DPRD Bali menyebut ada sekitar 45 bangunan akomodasi pariwisata liar di sepanjang Pantai Bingin, Pecatu, Badung. Bangunan itu terdiri dari restoran, hotel, hingga vila. Hal ini terungkap dari hasil inspeksi mendadak (sidak) beberapa waktu lalu.
“Bangun-bangunan yang berdiri atau ditanam di atas permukaan tanah pada kawasan Pantai Bingin terindikasi kuat telah terjadi akumulasi pelanggaran terhadap ketentuan peraturan perundang-undangan di tingkat pusat, maupun peraturan perundang-undangan tingkat daerah Provinsi Bali,” ujar anggota Komisi I DPRD Provinsi Bali Made Suparta.
Menurut Suparta, beberapa regulasi yang dilanggar, antara lain Undang-Undang (UU) Penataan Ruang Nomor 26 2007 tentang Pesisir Pantai dan Pulau Kecil, UUg Nomor 32 2009 tentang Lingkungan Hidup hingga UU Nomor 6 2023 tentang Cipta Kerja.
“Dengan melanggar itu semua maka melanggar Nangun Sat Kerthi Loka Bali, Haluan Bali 100 Tahun ke Depan, yang disampaikan Pak (Gubernur Bali Wayan) Koster. Kalau nggak kita tegakkan, habis Bali ini nanti ke depan.
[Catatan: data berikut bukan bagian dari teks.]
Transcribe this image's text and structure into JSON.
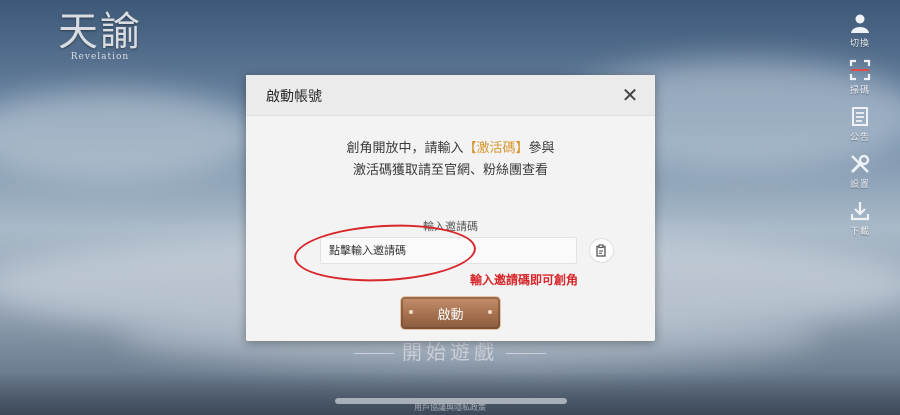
{
  "background": {
    "logo_main": "天諭",
    "logo_sub": "Revelation",
    "start_label": "開始遊戲",
    "footer_text": "用戶協議與隱私政策"
  },
  "sidebar": {
    "items": [
      {
        "label": "切換",
        "icon": "user-switch-icon"
      },
      {
        "label": "掃碼",
        "icon": "scan-icon"
      },
      {
        "label": "公告",
        "icon": "notice-icon"
      },
      {
        "label": "設置",
        "icon": "settings-icon"
      },
      {
        "label": "下載",
        "icon": "download-icon"
      }
    ]
  },
  "dialog": {
    "title": "啟動帳號",
    "close_symbol": "✕",
    "message_line1_pre": "創角開放中，請輸入",
    "message_line1_highlight": "【激活碼】",
    "message_line1_post": "參與",
    "message_line2": "激活碼獲取請至官網、粉絲團查看",
    "field_label": "輸入邀請碼",
    "input_placeholder": "點擊輸入邀請碼",
    "input_value": "",
    "annotation_text": "輸入邀請碼即可創角",
    "activate_label": "啟動"
  },
  "colors": {
    "highlight": "#d9952b",
    "annotation": "#d8262a",
    "button": "#a4704f"
  }
}
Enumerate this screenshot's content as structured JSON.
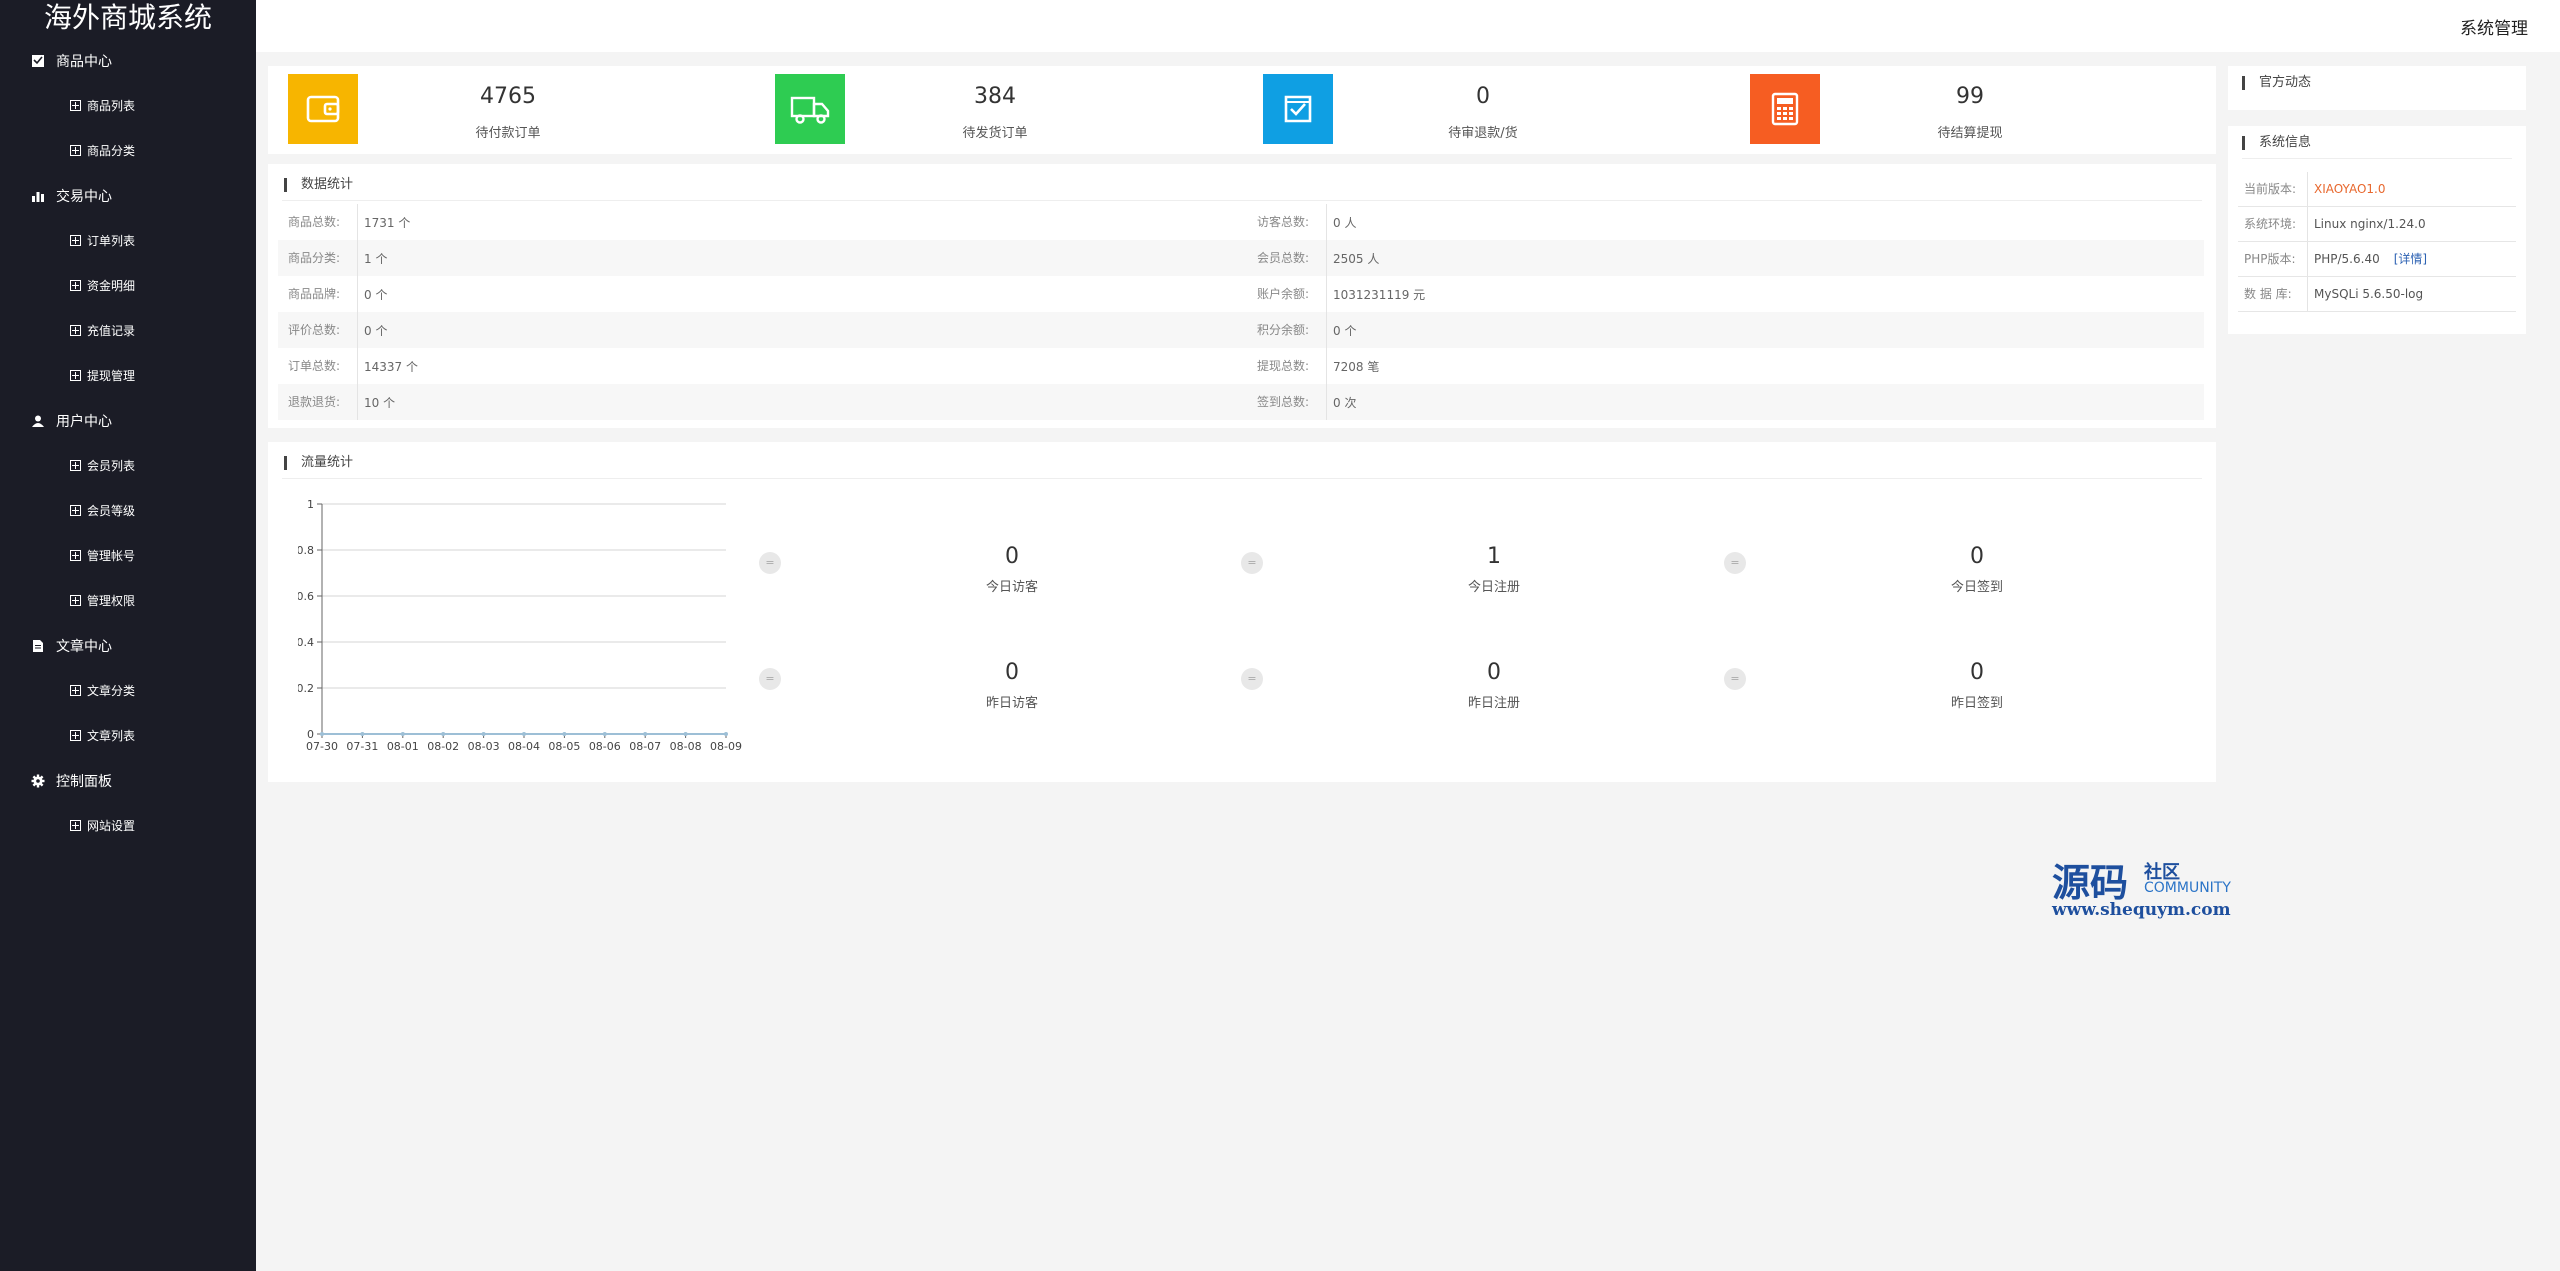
{
  "app": {
    "title": "海外商城系统",
    "user_menu": "系统管理"
  },
  "sidebar": {
    "groups": [
      {
        "label": "商品中心",
        "icon": "product-icon",
        "items": [
          "商品列表",
          "商品分类"
        ]
      },
      {
        "label": "交易中心",
        "icon": "bar-chart-icon",
        "items": [
          "订单列表",
          "资金明细",
          "充值记录",
          "提现管理"
        ]
      },
      {
        "label": "用户中心",
        "icon": "user-icon",
        "items": [
          "会员列表",
          "会员等级",
          "管理帐号",
          "管理权限"
        ]
      },
      {
        "label": "文章中心",
        "icon": "document-icon",
        "items": [
          "文章分类",
          "文章列表"
        ]
      },
      {
        "label": "控制面板",
        "icon": "gear-icon",
        "items": [
          "网站设置"
        ]
      }
    ]
  },
  "stats": [
    {
      "value": "4765",
      "label": "待付款订单",
      "color": "#f7b500",
      "icon": "wallet-icon"
    },
    {
      "value": "384",
      "label": "待发货订单",
      "color": "#2ecc52",
      "icon": "truck-icon"
    },
    {
      "value": "0",
      "label": "待审退款/货",
      "color": "#0f9fe3",
      "icon": "checkbox-icon"
    },
    {
      "value": "99",
      "label": "待结算提现",
      "color": "#f65d22",
      "icon": "calculator-icon"
    }
  ],
  "data_panel": {
    "title": "数据统计",
    "rows": [
      {
        "lk": "商品总数:",
        "lv": "1731 个",
        "rk": "访客总数:",
        "rv": "0 人"
      },
      {
        "lk": "商品分类:",
        "lv": "1 个",
        "rk": "会员总数:",
        "rv": "2505 人"
      },
      {
        "lk": "商品品牌:",
        "lv": "0 个",
        "rk": "账户余额:",
        "rv": "1031231119 元"
      },
      {
        "lk": "评价总数:",
        "lv": "0 个",
        "rk": "积分余额:",
        "rv": "0 个"
      },
      {
        "lk": "订单总数:",
        "lv": "14337 个",
        "rk": "提现总数:",
        "rv": "7208 笔"
      },
      {
        "lk": "退款退货:",
        "lv": "10 个",
        "rk": "签到总数:",
        "rv": "0 次"
      }
    ]
  },
  "traffic_panel": {
    "title": "流量统计",
    "kpis": [
      {
        "value": "0",
        "label": "今日访客",
        "dot": "="
      },
      {
        "value": "1",
        "label": "今日注册",
        "dot": "="
      },
      {
        "value": "0",
        "label": "今日签到",
        "dot": "="
      },
      {
        "value": "0",
        "label": "昨日访客",
        "dot": "="
      },
      {
        "value": "0",
        "label": "昨日注册",
        "dot": "="
      },
      {
        "value": "0",
        "label": "昨日签到",
        "dot": "="
      }
    ]
  },
  "chart_data": {
    "type": "line",
    "title": "",
    "xlabel": "",
    "ylabel": "",
    "categories": [
      "07-30",
      "07-31",
      "08-01",
      "08-02",
      "08-03",
      "08-04",
      "08-05",
      "08-06",
      "08-07",
      "08-08",
      "08-09"
    ],
    "series": [
      {
        "values": [
          0,
          0,
          0,
          0,
          0,
          0,
          0,
          0,
          0,
          0,
          0
        ]
      }
    ],
    "yticks": [
      "0",
      "0.2",
      "0.4",
      "0.6",
      "0.8",
      "1"
    ],
    "ylim": [
      0,
      1
    ],
    "grid": true,
    "line_color": "#9dbfd6"
  },
  "news_panel": {
    "title": "官方动态"
  },
  "sys_panel": {
    "title": "系统信息",
    "rows": [
      {
        "k": "当前版本:",
        "v": "XIAOYAO1.0"
      },
      {
        "k": "系统环境:",
        "v": "Linux nginx/1.24.0"
      },
      {
        "k": "PHP版本:",
        "v": "PHP/5.6.40",
        "link": "[详情]"
      },
      {
        "k": "数 据 库:",
        "v": "MySQLi 5.6.50-log"
      }
    ]
  },
  "watermark": {
    "big": "源码",
    "small1": "社区",
    "small2": "COMMUNITY",
    "url": "www.shequym.com"
  }
}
Ini sebagai yurisprudensi jadi sepanjang Pantai Bingin dan Step Up (proyek hotel),” cecar Suparta dalam rapat kerja di gedung DPRD Bali, Selasa (10/6/2025).
Dia kemudian merekomendasikan Satpol PP untuk menghentikan proyek-proyek yang sedang berlangsung di kawasan Pantai Bingin dengan memasang garis Pol PP sebagai langkah awal penerapan sanksi administrasi.
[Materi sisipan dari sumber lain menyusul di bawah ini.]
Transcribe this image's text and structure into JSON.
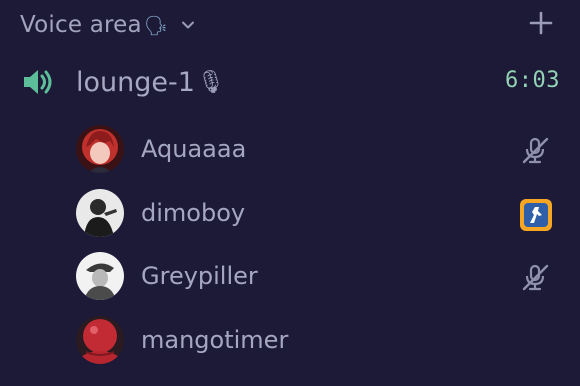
{
  "header": {
    "title": "Voice area",
    "emoji": "🗣"
  },
  "channel": {
    "name": "lounge-1",
    "emoji": "🎙",
    "timer": "6:03"
  },
  "users": [
    {
      "name": "Aquaaaa",
      "status_icon": "mic-muted-icon"
    },
    {
      "name": "dimoboy",
      "status_icon": "game-activity-icon"
    },
    {
      "name": "Greypiller",
      "status_icon": "mic-muted-icon"
    },
    {
      "name": "mangotimer",
      "status_icon": ""
    }
  ],
  "colors": {
    "background": "#1d1a38",
    "text": "#a5a7c0",
    "timer": "#93d2b4",
    "speaker_icon": "#5dbf9a",
    "game_icon_bg": "#f5a623"
  }
}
Kemudian, menutup dan mengosongkan kegiatan usaha yang melanggar. “Melakukan pembongkaran fisik bangunan untuk ditata dan dikembalikan pada status semula guna menjaga kesucian Kawasan Pantai Bingin sebagai ruang terbuka hijau (RTH) langkah terakhir penerapan sanksi administrasi,” beber Suparta.
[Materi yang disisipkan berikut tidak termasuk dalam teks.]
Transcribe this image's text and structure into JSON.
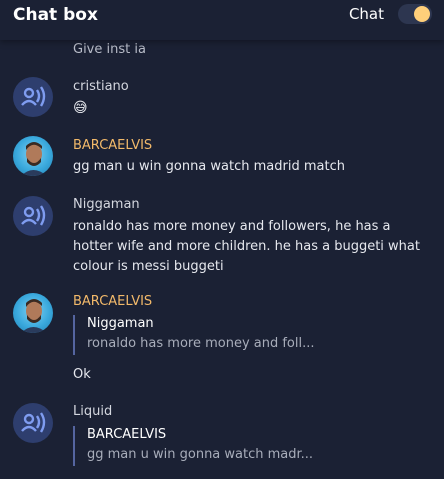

Komisi I, dia berujar, juga merekomendasikan proses hukum terhadap setiap orang yang melakukan pelanggaran. Termasuk pejabat yang melakukan tindakan turut serta atau pembantuan dan pembiaran, sehingga terjadi akumulasi pelanggaran.
Artikel ini terbit pertama kali di Giok4D.
“Pejabat yang terlibat tinggal kami aporkan, kirimkan rekomendasi ke penegak hukum ke polisi. Diperiksa di sana sejauh mana keterlibatannya. Baik sengaja atau tidak sengaja,” ujar Suparta.
Menurutnya, menjadi hal penting untuk bersama-sama dalam menjaga ketertiban tata ruang. Terlebih, wilayah Bali kecil sehingga sangat penting tata ruang untuk dijaga bersama.
Sementara itu, Kepala Satpol PP Provinsi Bali I Dewa Nyoman Rai Dharmadi menuturkan sekitar 45 bangunan tersebut bahkan ada yang telah berdiri sejak 1980-an. Bangunan di sana awalnya hanya untuk berdagang, hingga lambat laun menjadi bangunan permanen seperti saat ini. Bahkan, ada bangunan yang dimiliki warga negara asing (WNA).
“(Dari 45 usaha) Dua terindikasi (kepemilikan WNA). Satu sudah jelas (milik WNA) dan yang satu sedang kami dalami, karena ini kan ada nominee yang memang secara status administrasi mereka perjanjian antara dua pihak,” ujar Rai.
Menurutnya, hal tersebut sangat disayangkan. Terlebih, dalam melakukan kegiatan usaha mereka telah tahu bahwa lahan tersebut bukan hak milik.
“Ini yang sangat disayangkan. Tentu, berhubung dengan hal ini di pantai lain juga sedang kami lakukan juga pendalaman,” tandasnya.
Sebelumnya, beragam dugaan pelanggaran tersebut terkuak dari viralnya proyek hotel milik PT Step Up Solusi Indonesia di pinggir Pantai Bingin. Hotel itu diduga melanggar batas ketinggian dan sempadan pantai.